You can read about the service in detail here.
Where it runs
editThe mobileapps service runs on Service Cluster B (scb1001 and scb1002). Requests from the apps are directed to the service via {protocol}://{domain}/api/rest_v1/...
.
Rollout plans and procedures
editThe service was rolled out to increasing percentages of Android Beta app users from December 2015 through January 2016. It is currently consumed by all users of the app (with the exception of requests to zh.wikipedia.org, which are still sent to the MediaWiki action API due to internationalization concerns). Plans to roll out the service to the production Wikipedia app for Android are pending.

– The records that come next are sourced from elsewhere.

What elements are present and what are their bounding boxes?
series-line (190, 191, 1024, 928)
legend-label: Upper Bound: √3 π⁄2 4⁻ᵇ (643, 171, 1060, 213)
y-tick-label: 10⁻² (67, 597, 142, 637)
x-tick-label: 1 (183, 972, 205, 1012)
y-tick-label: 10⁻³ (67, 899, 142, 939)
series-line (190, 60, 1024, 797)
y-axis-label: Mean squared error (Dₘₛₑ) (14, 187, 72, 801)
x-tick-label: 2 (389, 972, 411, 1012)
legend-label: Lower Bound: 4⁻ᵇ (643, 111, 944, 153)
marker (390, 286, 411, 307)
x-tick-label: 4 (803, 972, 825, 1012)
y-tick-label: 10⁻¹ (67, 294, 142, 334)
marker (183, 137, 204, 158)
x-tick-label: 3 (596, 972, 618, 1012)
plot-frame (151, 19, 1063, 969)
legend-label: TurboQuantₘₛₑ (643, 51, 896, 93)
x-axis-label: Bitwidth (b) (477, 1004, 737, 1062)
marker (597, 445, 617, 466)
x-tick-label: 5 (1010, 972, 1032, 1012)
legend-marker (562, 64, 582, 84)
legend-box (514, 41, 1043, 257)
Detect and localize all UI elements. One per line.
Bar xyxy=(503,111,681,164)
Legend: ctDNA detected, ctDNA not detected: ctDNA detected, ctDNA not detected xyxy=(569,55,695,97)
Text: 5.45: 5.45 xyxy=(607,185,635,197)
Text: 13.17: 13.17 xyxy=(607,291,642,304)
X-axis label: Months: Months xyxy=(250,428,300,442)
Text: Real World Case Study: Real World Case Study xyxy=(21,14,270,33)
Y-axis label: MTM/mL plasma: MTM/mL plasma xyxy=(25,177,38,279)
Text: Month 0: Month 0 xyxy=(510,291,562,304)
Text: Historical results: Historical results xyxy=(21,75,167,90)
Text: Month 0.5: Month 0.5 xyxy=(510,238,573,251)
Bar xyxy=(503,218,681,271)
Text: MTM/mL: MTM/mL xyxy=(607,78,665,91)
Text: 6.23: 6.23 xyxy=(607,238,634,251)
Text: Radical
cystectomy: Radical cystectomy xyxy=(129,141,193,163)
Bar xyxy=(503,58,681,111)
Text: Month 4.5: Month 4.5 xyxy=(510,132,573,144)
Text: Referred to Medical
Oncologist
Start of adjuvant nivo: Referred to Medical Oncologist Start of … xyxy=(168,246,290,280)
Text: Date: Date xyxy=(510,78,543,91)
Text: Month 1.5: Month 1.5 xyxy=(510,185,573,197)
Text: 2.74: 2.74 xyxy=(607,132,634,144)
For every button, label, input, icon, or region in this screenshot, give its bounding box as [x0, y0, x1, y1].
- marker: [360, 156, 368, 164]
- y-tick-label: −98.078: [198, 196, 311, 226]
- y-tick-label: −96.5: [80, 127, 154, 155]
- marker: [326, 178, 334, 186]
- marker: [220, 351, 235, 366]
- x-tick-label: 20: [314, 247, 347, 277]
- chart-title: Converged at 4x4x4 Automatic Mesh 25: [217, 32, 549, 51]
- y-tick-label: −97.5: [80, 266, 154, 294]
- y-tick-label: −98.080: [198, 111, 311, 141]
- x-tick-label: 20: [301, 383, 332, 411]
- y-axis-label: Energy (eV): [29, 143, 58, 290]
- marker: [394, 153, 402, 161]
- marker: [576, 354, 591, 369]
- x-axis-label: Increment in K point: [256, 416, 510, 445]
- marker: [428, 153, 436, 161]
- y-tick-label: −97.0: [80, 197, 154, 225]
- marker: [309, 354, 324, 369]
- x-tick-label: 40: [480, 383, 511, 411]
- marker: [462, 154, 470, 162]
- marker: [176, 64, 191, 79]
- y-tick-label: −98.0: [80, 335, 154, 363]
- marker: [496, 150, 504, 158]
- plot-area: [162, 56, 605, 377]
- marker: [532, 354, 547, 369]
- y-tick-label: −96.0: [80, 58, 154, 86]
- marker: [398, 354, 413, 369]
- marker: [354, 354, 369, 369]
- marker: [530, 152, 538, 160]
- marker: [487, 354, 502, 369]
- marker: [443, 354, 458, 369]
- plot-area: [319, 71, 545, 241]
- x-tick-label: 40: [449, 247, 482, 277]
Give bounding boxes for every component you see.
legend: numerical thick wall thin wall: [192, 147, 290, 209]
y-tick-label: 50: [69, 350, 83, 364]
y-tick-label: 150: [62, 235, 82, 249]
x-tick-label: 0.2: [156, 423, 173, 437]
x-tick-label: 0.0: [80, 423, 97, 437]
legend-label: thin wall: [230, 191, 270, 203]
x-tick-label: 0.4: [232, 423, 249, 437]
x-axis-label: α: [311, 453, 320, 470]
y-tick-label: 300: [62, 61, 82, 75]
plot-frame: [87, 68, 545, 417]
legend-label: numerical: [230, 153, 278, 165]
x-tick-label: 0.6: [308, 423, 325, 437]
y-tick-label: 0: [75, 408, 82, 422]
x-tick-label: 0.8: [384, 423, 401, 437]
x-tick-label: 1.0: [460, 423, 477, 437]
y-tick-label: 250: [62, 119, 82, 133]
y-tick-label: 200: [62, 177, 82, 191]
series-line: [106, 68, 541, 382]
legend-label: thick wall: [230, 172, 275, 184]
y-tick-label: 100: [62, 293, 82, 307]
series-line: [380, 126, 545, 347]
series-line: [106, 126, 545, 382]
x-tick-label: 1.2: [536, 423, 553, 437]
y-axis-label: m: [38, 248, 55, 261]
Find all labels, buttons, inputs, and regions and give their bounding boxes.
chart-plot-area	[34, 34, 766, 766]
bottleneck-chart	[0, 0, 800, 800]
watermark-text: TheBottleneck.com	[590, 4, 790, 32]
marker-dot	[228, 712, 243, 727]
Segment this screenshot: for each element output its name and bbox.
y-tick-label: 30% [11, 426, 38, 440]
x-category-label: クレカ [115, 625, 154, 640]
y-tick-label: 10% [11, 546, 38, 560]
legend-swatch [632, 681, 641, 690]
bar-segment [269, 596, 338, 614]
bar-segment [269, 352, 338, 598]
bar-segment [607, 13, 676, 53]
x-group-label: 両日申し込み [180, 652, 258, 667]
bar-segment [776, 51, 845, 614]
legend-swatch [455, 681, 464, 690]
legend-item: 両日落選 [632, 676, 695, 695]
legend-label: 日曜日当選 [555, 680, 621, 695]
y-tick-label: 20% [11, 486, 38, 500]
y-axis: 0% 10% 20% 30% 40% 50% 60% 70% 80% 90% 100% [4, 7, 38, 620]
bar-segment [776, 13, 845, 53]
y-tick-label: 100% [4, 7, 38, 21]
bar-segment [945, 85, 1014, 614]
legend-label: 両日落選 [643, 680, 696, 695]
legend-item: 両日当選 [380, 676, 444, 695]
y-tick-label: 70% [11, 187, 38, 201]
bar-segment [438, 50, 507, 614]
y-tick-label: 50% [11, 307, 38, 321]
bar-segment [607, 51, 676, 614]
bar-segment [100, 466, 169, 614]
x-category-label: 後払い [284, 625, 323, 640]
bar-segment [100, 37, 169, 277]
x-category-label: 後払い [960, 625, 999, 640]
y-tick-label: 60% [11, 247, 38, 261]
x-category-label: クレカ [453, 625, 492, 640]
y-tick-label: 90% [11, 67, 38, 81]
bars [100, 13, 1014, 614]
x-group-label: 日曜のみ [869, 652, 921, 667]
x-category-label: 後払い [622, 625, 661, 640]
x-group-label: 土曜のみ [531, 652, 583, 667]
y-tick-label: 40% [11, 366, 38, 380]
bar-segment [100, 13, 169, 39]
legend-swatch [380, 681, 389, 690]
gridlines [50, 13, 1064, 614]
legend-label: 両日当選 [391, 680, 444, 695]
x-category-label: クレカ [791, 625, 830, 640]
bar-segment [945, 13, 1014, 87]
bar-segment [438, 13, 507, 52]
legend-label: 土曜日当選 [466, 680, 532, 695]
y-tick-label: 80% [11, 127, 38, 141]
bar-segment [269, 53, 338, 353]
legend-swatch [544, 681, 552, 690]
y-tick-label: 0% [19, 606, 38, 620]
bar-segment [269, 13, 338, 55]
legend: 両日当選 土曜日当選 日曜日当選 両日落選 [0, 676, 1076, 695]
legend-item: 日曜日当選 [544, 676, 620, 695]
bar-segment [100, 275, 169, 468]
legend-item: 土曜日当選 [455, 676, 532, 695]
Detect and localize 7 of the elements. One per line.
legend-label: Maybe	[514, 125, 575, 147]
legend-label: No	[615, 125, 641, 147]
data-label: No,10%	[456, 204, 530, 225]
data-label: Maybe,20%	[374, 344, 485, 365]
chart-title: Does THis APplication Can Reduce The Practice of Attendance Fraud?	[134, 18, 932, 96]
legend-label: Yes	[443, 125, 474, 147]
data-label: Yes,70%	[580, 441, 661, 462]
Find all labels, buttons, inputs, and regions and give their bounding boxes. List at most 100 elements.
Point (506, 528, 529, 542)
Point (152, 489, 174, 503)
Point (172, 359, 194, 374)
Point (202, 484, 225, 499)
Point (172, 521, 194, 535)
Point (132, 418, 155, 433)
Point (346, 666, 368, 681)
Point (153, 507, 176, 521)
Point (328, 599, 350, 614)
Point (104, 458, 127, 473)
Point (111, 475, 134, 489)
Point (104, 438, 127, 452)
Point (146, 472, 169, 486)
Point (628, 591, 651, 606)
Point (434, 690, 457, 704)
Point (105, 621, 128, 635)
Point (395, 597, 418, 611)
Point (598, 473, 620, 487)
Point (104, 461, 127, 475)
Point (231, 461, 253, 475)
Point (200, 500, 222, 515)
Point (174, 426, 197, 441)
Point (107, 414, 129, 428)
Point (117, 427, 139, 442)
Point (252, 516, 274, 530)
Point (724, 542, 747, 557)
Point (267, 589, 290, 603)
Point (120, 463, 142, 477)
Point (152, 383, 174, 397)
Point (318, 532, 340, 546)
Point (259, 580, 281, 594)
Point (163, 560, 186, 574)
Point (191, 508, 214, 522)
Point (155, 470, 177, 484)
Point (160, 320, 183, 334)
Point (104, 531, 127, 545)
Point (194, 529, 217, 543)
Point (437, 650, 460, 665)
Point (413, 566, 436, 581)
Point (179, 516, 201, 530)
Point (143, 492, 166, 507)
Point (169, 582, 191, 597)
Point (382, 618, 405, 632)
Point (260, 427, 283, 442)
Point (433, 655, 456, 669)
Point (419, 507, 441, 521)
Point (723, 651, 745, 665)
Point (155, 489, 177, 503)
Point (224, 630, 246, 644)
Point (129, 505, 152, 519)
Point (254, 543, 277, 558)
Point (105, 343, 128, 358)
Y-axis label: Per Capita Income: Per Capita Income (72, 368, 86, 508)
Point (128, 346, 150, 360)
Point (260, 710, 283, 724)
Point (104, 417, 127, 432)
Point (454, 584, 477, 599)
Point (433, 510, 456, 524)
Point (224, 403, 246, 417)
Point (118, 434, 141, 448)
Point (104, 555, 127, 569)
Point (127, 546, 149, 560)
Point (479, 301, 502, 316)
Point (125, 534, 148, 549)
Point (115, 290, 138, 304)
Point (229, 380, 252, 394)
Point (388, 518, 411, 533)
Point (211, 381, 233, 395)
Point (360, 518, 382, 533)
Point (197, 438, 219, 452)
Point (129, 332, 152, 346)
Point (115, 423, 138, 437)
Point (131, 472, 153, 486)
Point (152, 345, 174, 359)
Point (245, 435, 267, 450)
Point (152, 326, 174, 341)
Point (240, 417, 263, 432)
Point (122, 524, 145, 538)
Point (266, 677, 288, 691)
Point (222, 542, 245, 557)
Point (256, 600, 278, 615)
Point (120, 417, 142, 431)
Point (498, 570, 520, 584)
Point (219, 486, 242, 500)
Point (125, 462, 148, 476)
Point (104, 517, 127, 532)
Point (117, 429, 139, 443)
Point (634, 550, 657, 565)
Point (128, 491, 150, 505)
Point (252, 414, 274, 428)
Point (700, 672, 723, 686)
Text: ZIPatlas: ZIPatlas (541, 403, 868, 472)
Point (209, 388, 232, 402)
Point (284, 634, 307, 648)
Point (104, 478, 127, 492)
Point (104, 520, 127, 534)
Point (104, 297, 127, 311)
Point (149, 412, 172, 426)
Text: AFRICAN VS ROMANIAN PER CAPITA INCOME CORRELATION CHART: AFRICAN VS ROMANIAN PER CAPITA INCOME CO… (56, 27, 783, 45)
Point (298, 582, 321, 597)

Gradual rollouts are managed via a configuration setting in the MobileApps extension, as reflected here (see restbaseBetaPercent
). Changes are made in the extension, then backported during a SWAT window to the branch currently deployed on Wikimedia wikis (and any subsequent release branches prior to the current development branch).
After backporting, a cache purge has been necessary for the change to take effect.
On deployment.eqiad.wmnet:
echo "https://www.wikimedia.org/static/current/extensions/MobileApp/config/android.json" | mwscript purgeList.php --wiki=aawiki
Note: The cache purge instruction must be run against www
rather than meta
, since the file lives under /static/, which gets normalized to www.wikimedia.org in Varnish.
Consequences of shutdown/failure
editThe Android app has a fallback mechanism in which it will temporarily revert to old-style action API content requests after a "significant" failure (a page load error other than a 404 or client-side networking error). After falling back to the MediaWiki API, the app will wait for 100 successful requests and then again attempt a request from the mobile content service, falling back again in case of error.
After the first failed request to the content service, the app should behave identically to the end user after falling back to the MediaWiki action API. The only exception is Wiktionary definition functionality, which requires the mobile content service (and will not appear to the user in the relevant context menu if content service loading is unavailable).